Comprehensive de novo structure prediction in a systems-biology context for the archaea Halobacterium sp. NRC-1
Institute for Systems Biology, Seattle, WA 98103-8904, USA
Genome Biology 2004, 5:R52 doi:10.1186/gb-2004-5-8-r52Published: 12 July 2004
Large fractions of all fully sequenced genomes code for proteins of unknown function. Annotating these proteins of unknown function remains a critical bottleneck for systems biology and is crucial to understanding the biological relevance of genome-wide changes in mRNA and protein expression, protein-protein and protein-DNA interactions. The work reported here demonstrates that de novo structure prediction is now a viable option for providing general function information for many proteins of unknown function.
We have used Rosetta de novo structure prediction to predict three-dimensional structures for 1,185 proteins and protein domains (<150 residues in length) found in Halobacterium NRC-1, a widely studied halophilic archaeon. Predicted structures were searched against the Protein Data Bank to identify fold similarities and extrapolate putative functions. They were analyzed in the context of a predicted association network composed of several sources of functional associations such as: predicted protein interactions, predicted operons, phylogenetic profile similarity and domain fusion. To illustrate this approach, we highlight three cases where our combined procedure has provided novel insights into our understanding of chemotaxis, possible prophage remnants in Halobacterium NRC-1 and archaeal transcriptional regulators.

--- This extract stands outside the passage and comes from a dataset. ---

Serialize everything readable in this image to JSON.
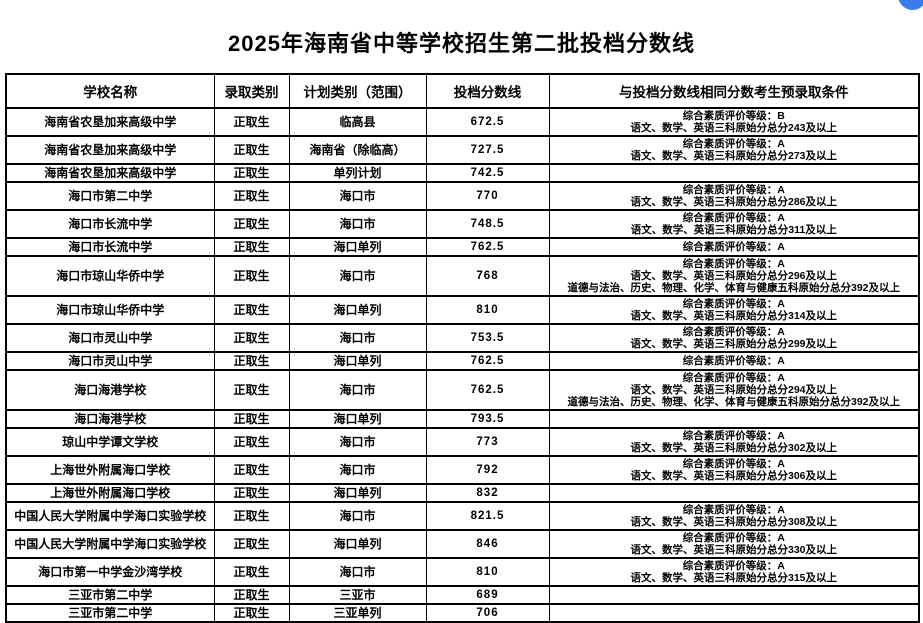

Simultaneous analysis of the association network, coordinated mRNA level changes in microarray experiments and genome-wide structure prediction has allowed us to glean significant biological insights into the roles of several Halobacterium NRC-1 proteins of previously unknown function, and significantly reduce the number of proteins encoded in the genome of this haloarchaeon for which no annotation is available.